The supplementary articles chosen for this course demonstrate how current neuroscience work could change the way we think about treating our patients in the future. Through this learning module we are able to think about what’s interesting & exciting about neuroscience and what could have the potential to change the field. As with many of the articles/ideas we review during the course, the majority will probably not pan out — that’s okay. The goal is to think about the ways in which current neuroscience has the potential to reshape our field.
The goal of the “Integrative Case Conference” is to demonstrate how a neuroscience perspective can be incorporated into a comprehensive case formulation. Each session focuses on the presentation of a patient with a particular psychiatric illness. Participants are expected to read and formulate the case prior to the session. Time is reserved for peer supervision around case formulation. A panel of experts reflecting diverse clinical perspectives – typically including neuroscience, psychotherapy, and social psychiatry— is then asked to comment on how each clinician would approach the case material and how their formulation would affect treatment. Ample time is left for questions and for general discussion.

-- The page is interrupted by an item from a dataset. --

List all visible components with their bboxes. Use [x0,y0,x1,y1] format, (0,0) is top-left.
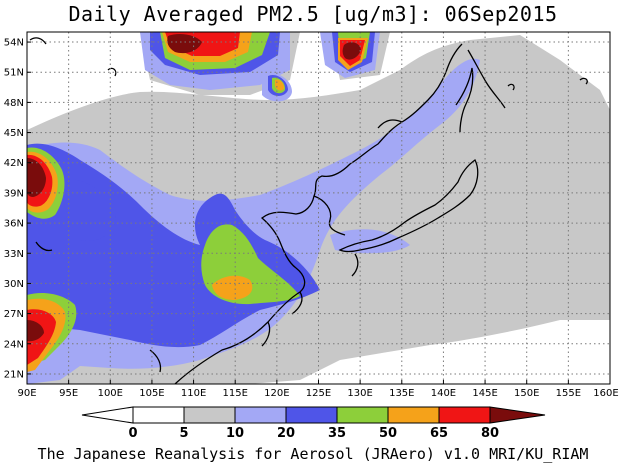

In our “Progressive Case Conference,” students are divided into small groups, presented with the beginning of a case vignette, and given a brief period of time to answer a set of questions. Answers are discussed as a full group. Students then go back to their small groups to work on the next portion of the case. Over the course of 4-6 breakout exercises, students have the opportunity to integrate clinical management planning with key scientific concepts
Our “Expert Videos” are a series of brief videos (typically 3-5 minutes) in which leading neuroscience experts describe core findings of their work and discuss what they think are the most exciting aspects of contemporary neuroscience and psychiatry.